Protes dimulai pada 8 November dengan tuntutan agar pemerintah mengembalikan sebuah klausul pemilihan utama tentang Nabi Muhammad Saw sebagai Nabi terakhir.

Meskipun klausul tersebut dipulihkan oleh majelis rendah parlemen pekan lalu, unjuk rasa oleh kelompok Sunni-Barelivi Tehrik-e-Labbaik Ya Rasul (Gerakan untuk Memulihkan ajaran Nabi Saw).

Bulan lalu, undang-undang dimaksudkan untuk membuka jalan bagi mantan Perdana Menteri Nawaz Sharif untuk kembali berkuasa saat kepala partai yang berkuasa memodifikasi klausul tersebut, dalam apa yang disebut oleh pemerintah sebagai “kesalahan klerus”.

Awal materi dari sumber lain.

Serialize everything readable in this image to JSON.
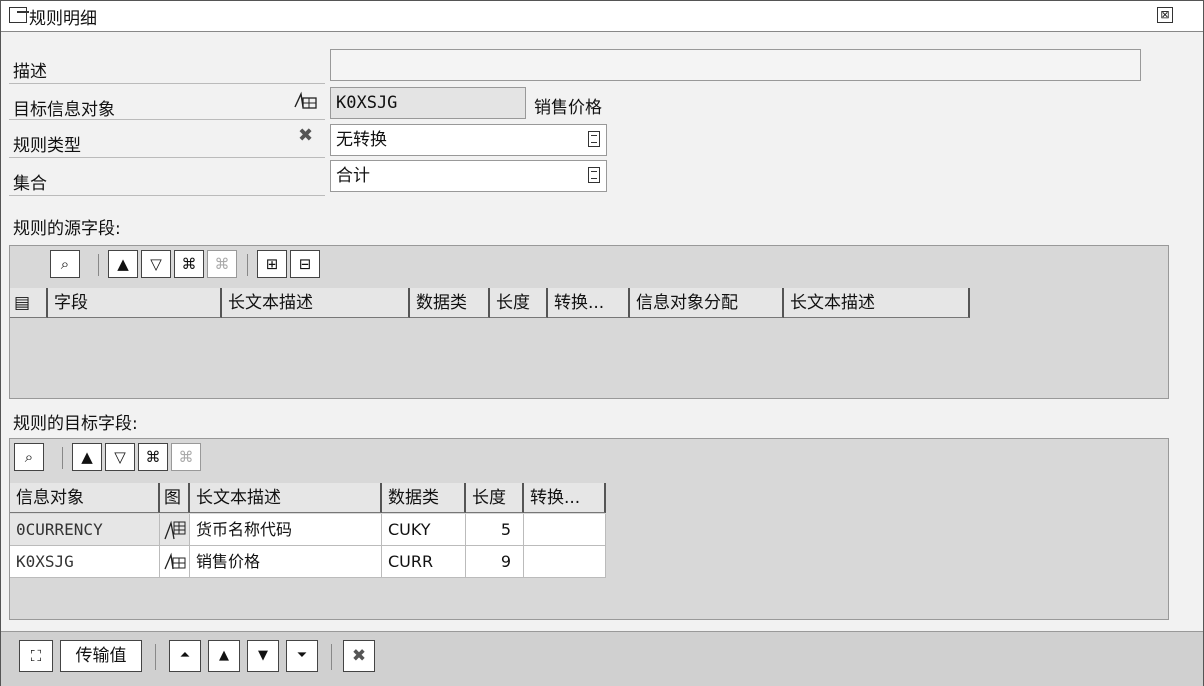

Di bawah klausul yang dipulihkan, pemilih yang mendaftar untuk pemilihan umum harus menyatakan bahwa mereka percaya bahwa Rasulullah Muhammad Saw adalah nabi terakhir, jika tidak nama mereka akan dimasukkan dalam daftar terpisah sebagai Ahmadis atau Qadianis – sebuah parlemen sekte minoritas yang mengumumkan sebagai non-Islam pada tahun 1974.